Modeling future climate, vegetation, and hydrology in the Pacific Northwest

Regional climate projections can provide information on likely future changes in climate, ecosystems, and water resources at useful scales. 

In the Pacific Northwest, average temperatures are projected to increase by at least two and up to 15° F by end of the century, dependent on future greenhouse gas emissions levels. Winters are expected to become wetter and summers drier, snowpack will likely decrease substantially, and snowmelt runoff may occur earlier in the year. Wildfires are projected to become more frequent and more severe, and forest types are expected to change.

Because the impacts of climate change vary from place to place, regionally-specific climate projections are critical to helping farmers, foresters, city planners, public utility providers, and fish and wildlife managers plan for the future.
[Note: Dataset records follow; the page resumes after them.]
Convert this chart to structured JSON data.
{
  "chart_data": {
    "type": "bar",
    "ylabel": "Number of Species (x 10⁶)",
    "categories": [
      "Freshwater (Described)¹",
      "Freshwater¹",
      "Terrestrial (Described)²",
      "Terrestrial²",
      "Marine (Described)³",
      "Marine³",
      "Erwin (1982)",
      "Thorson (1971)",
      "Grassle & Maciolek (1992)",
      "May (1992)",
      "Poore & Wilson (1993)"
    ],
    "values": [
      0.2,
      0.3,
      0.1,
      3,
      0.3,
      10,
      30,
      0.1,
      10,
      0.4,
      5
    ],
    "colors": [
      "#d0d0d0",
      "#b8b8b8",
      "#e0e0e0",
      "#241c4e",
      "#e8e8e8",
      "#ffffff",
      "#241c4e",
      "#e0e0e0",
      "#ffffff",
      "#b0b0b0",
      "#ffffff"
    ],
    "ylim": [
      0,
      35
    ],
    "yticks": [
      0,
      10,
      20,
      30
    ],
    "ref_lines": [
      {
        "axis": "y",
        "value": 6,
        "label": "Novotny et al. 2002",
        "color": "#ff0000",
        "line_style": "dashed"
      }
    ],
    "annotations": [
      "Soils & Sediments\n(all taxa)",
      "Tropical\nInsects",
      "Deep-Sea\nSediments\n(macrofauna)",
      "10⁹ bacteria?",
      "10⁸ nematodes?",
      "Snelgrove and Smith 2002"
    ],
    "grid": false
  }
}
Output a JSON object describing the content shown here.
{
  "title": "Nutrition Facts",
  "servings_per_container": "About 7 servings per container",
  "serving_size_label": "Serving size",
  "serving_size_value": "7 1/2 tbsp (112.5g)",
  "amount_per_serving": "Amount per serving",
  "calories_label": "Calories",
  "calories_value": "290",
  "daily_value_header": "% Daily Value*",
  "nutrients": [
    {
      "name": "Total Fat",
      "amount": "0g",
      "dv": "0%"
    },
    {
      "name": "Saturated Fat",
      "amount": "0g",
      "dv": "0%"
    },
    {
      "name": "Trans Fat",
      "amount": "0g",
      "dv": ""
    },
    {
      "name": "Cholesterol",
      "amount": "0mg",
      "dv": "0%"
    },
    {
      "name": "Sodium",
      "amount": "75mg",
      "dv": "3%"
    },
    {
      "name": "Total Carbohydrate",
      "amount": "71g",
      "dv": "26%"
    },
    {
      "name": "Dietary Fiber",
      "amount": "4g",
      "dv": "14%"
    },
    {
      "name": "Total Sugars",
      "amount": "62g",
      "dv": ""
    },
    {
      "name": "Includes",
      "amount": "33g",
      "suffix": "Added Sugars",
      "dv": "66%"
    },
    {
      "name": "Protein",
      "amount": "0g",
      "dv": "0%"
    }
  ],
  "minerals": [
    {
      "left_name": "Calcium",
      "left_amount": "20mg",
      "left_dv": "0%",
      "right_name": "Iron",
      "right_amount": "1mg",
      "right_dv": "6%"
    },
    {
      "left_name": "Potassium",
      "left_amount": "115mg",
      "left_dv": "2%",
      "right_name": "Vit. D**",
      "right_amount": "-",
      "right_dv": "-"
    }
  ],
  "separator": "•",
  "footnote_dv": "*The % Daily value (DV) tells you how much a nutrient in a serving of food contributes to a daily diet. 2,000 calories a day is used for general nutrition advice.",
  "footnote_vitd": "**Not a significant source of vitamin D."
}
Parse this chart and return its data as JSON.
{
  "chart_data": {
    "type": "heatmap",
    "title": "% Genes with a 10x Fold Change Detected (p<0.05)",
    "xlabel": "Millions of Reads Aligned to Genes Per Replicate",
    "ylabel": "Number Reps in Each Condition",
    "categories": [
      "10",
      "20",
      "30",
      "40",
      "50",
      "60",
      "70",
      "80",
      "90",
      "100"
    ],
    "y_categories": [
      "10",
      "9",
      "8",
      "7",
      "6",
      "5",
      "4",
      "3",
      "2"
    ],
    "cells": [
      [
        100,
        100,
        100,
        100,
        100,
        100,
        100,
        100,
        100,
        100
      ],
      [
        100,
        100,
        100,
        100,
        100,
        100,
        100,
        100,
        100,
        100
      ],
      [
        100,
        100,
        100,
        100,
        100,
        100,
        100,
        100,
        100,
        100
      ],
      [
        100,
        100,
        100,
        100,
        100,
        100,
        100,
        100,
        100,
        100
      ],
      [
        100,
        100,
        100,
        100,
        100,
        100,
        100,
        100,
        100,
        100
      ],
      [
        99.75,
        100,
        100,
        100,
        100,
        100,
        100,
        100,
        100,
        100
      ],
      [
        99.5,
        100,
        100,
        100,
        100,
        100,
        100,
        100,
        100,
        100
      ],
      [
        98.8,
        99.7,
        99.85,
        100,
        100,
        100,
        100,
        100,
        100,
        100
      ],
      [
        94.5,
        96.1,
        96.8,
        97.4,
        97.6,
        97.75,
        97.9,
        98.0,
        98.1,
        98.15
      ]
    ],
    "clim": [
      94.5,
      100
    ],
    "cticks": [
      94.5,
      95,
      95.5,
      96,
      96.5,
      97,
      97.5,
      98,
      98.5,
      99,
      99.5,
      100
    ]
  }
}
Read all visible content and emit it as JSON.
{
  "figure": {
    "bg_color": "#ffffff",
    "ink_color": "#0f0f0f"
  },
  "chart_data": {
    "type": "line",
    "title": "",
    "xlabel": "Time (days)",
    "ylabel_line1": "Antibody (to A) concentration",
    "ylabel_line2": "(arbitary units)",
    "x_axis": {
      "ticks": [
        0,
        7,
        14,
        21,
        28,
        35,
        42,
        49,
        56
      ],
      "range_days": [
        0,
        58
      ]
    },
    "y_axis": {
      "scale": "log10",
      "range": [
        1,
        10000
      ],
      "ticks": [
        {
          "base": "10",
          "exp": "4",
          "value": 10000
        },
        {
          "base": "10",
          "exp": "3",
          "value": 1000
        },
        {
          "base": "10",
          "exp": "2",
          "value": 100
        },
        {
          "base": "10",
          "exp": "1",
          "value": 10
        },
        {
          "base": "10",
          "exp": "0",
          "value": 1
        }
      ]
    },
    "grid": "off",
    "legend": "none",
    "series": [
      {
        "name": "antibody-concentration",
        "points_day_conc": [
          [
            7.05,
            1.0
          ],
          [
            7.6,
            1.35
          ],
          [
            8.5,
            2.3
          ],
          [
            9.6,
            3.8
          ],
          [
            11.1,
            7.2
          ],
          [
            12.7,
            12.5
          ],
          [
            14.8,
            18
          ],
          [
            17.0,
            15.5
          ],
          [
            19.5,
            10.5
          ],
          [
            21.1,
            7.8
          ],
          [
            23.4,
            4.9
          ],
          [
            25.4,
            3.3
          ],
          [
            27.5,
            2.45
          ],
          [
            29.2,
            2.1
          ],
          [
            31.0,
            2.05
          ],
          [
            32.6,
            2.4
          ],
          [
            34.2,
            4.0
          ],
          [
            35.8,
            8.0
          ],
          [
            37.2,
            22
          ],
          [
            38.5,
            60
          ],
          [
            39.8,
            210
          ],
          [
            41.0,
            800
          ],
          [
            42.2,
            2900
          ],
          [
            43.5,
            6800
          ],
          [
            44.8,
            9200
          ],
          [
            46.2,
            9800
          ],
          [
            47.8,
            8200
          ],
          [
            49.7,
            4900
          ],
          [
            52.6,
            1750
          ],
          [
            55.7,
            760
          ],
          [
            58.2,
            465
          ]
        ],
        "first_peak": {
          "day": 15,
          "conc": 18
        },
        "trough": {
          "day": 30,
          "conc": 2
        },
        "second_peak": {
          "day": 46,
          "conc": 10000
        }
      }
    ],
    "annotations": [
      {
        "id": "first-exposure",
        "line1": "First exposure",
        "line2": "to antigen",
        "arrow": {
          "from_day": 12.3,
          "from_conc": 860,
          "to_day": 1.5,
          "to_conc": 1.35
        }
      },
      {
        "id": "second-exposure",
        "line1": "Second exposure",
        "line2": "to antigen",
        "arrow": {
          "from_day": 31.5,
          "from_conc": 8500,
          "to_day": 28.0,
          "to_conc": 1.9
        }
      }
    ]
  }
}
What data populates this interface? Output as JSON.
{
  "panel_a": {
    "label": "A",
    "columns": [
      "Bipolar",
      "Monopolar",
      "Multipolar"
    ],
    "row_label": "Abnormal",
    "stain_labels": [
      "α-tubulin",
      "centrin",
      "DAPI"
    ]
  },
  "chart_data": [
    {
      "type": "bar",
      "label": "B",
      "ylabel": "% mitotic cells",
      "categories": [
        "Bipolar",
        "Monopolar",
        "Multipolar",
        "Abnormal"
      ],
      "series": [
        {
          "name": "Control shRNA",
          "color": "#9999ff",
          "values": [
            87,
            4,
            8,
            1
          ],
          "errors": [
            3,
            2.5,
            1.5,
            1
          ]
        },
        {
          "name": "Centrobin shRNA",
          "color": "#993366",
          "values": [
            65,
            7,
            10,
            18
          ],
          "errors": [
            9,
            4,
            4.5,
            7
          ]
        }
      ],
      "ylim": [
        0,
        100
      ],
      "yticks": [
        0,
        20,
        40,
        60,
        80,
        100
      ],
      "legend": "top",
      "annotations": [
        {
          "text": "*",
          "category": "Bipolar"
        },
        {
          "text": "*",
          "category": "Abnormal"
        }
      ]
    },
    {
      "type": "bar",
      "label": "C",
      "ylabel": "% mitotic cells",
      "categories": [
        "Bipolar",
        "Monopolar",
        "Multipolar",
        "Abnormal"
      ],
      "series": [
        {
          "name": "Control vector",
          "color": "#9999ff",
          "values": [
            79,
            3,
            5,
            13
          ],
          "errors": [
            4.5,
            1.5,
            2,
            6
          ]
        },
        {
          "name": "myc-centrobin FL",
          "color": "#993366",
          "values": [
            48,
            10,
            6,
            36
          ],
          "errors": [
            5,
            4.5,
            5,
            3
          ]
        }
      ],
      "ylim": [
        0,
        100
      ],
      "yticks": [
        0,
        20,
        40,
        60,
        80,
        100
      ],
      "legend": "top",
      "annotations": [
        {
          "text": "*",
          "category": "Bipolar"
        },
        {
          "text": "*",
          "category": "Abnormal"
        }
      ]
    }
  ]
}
A project jointly funded by the DOI Northwest Climate Science Center and NOAA’s Pacific Northwest Climate Impacts Research Consortium sought to address this need. Researchers first evaluated the ability of the Earth system models to simulate historical climate patterns in the Northwest. The best-performing models were then downscaled—that is, transformed from a global scale to a regional scale. Researchers then used the downscaled models to project likely future changes in climate, vegetation, and hydrology in the region.

The result was a series of publicly-available datasets that can be used to develop strategies for reducing the impacts of climate change specific to the region’s ecosystems, agricultural systems, and built environments. For example, the data can be used to understand how the number of frost-free days and minimum average winter temperatures might change— information that can help forest managers project changes in pest populations such as the mountain pine beetle, which are typically killed by freezing temperatures. The data can also help managers identify forests and grasslands that are most vulnerable to climate change, enabling them to prioritize investments to increase the resilience of these landscapes. This type of information on projected changes in climate, vegetation, and hydrology is vital as resource managers seek to plan for the impacts of climate change and develop effective land management plans in the face of uncertain future conditions.